HSBC is to shed 50,000 jobs globally in a major restructuring that is intended to save the bank $5 billion per annum by 2017.
The drastic action will see the bank sell its businesses in Turkey and Brazil, shutter bank branches and shift more tech development to offshore regions.
Up to twelve percent of the bank's branches globally will be closed as it emphasises a shift to more online and self-service channels. The bank has allocated a $1 billion spend in digital technologies over the next two years to reduce frontline and service roles, while reducing its branch square footage by 20% in seven key markets.
In the UK, where up to 8000 jobs will face the axe, the bank is planning a rebrand of its high street presence but is yet to decide on a new name. Options could include reviving the Midland Bank brand, or adopting the name of its UK online bank, First Direct. The bank has yet to decide whether it will offload the retail bank in the wake of new ring-fencing rules separating consumer banking from the wholesale markets.
A large part of the planned savings will stem for an overhaul of IT, moving more applications to the cloud and shifting development to lower cost economies. China and India will get the lion's share of development work, moving from a 50% share to 75%, with an estimated saving of $525 million.

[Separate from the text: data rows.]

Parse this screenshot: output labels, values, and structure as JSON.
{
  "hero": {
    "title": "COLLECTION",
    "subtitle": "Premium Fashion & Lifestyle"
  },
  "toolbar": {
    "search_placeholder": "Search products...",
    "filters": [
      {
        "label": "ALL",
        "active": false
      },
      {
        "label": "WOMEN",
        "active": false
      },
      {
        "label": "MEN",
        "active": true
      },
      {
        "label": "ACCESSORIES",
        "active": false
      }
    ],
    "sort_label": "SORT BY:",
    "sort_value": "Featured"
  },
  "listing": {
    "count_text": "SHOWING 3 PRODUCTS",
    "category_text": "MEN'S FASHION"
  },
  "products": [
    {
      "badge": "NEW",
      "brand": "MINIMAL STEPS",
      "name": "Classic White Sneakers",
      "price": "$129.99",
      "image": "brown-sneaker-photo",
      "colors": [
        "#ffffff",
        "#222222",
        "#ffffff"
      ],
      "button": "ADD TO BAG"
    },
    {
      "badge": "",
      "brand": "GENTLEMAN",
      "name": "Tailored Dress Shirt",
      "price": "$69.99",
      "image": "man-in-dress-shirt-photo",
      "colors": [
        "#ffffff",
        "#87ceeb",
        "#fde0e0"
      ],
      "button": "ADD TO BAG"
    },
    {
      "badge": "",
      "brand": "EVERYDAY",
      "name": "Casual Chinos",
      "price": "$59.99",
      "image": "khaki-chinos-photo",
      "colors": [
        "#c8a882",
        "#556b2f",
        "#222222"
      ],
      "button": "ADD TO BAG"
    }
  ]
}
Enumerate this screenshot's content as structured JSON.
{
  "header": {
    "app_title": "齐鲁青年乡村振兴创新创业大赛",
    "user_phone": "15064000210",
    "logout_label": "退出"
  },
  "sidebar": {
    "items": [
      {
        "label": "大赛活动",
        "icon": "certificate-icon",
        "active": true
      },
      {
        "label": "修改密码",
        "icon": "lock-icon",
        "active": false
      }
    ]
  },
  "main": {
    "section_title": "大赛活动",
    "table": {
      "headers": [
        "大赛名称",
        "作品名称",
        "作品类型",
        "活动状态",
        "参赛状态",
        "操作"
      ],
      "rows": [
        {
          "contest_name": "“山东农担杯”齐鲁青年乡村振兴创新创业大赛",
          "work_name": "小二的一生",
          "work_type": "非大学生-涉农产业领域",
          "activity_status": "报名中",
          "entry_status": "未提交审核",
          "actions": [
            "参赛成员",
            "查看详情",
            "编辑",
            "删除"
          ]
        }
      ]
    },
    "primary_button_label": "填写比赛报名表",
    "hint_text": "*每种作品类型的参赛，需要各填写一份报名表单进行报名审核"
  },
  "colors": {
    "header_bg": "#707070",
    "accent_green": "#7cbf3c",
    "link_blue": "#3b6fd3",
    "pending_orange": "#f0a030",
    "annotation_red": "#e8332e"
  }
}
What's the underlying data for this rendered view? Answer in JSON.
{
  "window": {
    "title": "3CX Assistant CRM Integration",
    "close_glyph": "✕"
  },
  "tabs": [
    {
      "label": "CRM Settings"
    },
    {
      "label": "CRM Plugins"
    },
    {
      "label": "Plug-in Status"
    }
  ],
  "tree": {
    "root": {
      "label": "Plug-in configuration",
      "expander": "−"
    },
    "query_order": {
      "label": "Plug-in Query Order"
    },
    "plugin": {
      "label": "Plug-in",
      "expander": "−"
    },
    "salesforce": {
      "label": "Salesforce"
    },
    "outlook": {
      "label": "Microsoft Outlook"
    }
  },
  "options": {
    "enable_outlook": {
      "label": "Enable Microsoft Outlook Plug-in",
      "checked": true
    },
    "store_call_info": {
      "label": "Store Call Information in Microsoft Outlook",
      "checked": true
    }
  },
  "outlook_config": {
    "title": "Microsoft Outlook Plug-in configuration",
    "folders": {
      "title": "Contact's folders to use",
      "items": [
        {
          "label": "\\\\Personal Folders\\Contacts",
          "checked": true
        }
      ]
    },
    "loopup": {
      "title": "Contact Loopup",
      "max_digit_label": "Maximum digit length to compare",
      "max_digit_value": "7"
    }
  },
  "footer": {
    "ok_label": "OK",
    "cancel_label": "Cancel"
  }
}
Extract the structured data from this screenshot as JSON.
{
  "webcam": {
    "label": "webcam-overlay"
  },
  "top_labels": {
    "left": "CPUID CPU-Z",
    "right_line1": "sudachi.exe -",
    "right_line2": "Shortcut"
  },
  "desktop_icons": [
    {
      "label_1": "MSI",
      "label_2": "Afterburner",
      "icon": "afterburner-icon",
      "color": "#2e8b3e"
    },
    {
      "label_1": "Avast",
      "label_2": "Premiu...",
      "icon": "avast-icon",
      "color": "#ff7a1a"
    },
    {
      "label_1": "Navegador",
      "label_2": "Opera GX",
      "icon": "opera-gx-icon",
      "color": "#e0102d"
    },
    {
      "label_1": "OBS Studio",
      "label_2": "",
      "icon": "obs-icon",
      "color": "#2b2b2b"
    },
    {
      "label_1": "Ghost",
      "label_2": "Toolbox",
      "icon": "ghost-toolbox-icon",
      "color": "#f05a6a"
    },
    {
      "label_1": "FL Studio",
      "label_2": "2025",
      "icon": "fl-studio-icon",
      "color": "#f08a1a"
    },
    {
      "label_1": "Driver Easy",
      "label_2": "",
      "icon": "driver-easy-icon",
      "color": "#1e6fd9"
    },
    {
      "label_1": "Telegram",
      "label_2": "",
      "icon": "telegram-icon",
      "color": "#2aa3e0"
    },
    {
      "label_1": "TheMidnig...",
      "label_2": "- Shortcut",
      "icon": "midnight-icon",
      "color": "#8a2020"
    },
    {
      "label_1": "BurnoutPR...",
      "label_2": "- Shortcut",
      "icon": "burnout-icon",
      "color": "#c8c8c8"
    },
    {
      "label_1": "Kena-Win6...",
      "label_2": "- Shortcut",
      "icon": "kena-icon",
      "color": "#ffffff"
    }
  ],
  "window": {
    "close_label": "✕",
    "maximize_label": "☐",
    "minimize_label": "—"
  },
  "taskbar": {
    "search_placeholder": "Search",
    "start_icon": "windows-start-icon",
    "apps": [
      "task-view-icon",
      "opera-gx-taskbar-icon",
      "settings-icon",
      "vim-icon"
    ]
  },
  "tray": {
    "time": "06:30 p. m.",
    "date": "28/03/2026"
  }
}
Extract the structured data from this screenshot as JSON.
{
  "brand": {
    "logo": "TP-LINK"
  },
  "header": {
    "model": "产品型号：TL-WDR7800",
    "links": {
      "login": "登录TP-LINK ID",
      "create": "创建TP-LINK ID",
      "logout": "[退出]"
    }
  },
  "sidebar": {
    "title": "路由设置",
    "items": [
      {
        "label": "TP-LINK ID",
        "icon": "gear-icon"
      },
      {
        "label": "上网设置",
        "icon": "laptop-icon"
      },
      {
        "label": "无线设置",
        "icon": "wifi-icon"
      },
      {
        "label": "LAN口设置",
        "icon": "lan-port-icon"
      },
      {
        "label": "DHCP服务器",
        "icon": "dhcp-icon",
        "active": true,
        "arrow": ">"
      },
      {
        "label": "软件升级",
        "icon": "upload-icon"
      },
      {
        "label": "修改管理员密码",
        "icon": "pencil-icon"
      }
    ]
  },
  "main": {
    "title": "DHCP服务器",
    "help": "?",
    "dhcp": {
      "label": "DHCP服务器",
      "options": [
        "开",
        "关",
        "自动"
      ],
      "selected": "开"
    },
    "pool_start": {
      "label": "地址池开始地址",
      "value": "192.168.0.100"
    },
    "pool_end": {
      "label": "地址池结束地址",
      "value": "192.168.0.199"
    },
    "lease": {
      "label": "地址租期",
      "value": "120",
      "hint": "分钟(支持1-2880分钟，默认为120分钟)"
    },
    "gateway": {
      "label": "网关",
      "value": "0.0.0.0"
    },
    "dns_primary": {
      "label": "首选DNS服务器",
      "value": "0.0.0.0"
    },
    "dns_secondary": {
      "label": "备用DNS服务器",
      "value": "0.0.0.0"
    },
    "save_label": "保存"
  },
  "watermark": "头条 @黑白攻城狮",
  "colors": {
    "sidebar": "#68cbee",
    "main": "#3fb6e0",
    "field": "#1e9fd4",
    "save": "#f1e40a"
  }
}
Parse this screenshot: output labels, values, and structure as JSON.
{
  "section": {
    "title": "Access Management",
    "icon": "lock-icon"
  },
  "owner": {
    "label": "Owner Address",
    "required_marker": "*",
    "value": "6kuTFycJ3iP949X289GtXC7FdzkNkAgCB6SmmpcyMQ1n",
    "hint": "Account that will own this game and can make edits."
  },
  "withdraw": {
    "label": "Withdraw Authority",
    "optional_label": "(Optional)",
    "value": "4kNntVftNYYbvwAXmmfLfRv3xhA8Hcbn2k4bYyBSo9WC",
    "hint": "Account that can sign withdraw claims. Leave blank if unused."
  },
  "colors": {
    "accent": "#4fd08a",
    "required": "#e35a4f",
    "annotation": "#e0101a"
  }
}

The bank expects to reap a total of over $1 billion in savings with the move to offshore locations and by eliminating 750 of its existing 6,700 applications, introducing agile methodolgies, buying in more packaged applications and consolidating hardware via a shift to the cloud. A further $0.5 billion will be found from supplier consolidation.
In laying out his plans to reshape the business HSBC chief Stuart Gulliver says: "We recognise that the world has changed and we need to change with it."